Three Richmond County high schools struggling with low student achievement and high absenteeism are using $1 million School Improvement Grants to usher in positive change. At Glenn Hills, teachers are mentoring at-risk students. T.W. Josey has hired a school counselor and extended instructional time, and Lucy C. Laney has offered training for teachers and invested in technology.
When Tonia Mason was called in to lead Lucy C. Laney High School as interim principal in November, she saw a challenging road ahead.
Superintendent Frank Roberson selected Mason to replace the previous principal at midyear and implement a $1 million School Improvement Grant aimed at transforming Laney from a struggling school to a body of high-achieving students.
What Mason walked in on was a school that had not met federal Adequate Yearly Progress standards since 2004, with only 63 percent of seniors graduating and 84 percent of students receiving free or reduced lunch.
"I was shocked to see these numbers on paper from the school that I graduated from 30 years ago," Mason said. "Laney needed some direction. Teachers were overwhelmed. There was no sense of focus."
When teachers and students saw the intense changes required by the grant, a new sense of urgency rang through Laney, Mason said. Administrators evaluated teachers and replaced 50 percent of those with the lowest evaluations.
The remaining teachers attended professional learning sessions two to three times a month to develop better curriculum and strategies for their students, and the school began calling families for parent nights on campus.

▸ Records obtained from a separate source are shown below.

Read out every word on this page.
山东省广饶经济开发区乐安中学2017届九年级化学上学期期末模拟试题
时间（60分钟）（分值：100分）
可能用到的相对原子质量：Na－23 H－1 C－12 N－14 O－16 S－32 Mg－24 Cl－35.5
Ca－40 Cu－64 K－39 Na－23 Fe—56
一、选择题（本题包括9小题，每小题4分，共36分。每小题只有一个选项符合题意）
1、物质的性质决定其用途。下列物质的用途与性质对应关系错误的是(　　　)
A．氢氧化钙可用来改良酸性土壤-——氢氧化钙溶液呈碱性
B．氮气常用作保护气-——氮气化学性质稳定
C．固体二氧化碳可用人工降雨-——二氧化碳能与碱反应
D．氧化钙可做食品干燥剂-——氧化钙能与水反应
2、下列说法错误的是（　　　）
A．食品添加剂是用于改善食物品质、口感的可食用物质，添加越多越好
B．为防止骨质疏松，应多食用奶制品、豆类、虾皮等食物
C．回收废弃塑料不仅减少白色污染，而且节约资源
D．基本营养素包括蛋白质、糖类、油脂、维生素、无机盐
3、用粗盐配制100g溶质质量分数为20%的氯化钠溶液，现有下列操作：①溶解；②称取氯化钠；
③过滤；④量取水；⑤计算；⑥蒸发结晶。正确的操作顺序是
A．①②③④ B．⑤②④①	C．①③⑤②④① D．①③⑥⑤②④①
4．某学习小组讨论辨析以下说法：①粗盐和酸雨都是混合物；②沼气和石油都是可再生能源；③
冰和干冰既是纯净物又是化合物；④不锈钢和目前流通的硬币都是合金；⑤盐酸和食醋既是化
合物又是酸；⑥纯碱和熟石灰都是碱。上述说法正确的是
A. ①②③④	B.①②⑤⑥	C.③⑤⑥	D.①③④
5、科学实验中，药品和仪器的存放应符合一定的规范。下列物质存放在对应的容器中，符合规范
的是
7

In her evaluation, Mason found out teachers were not keeping track of tardies, so the principal enforced a strict tardy policy that sent a jolt of attention to students.
"There was no sense of urgency to get to Laney on time before," Mason said.
The grant also provided more than $200,000 in technology upgrades, which put Promethean Activboards in every classroom, purchased math software and brought more than 50 new laptops to the school.
Teachers waived the salary incentives built into the grant so the school could purchase as many resources as possible.
Schedules grew to have an extra class period for students and two more planning periods for teachers.
Though the school did not improve in any subject on the Georgia High School Graduation Test in the 2010-11 school year, Laney met enough requirements of the grant to qualify for the second year of funding, bringing in $828,000.
Next school year, the new sense of direction will help push Laney into the school Mason said she knows it can be.
"I see Laney as a school of excellence," she said. "I see Laney as our graduation rate being above 80 percent, in the 90 percentile. I see many of our students going on to college. ... I see the stigma that's been placed on Laney removed. I see Laney as a being a world-class institution."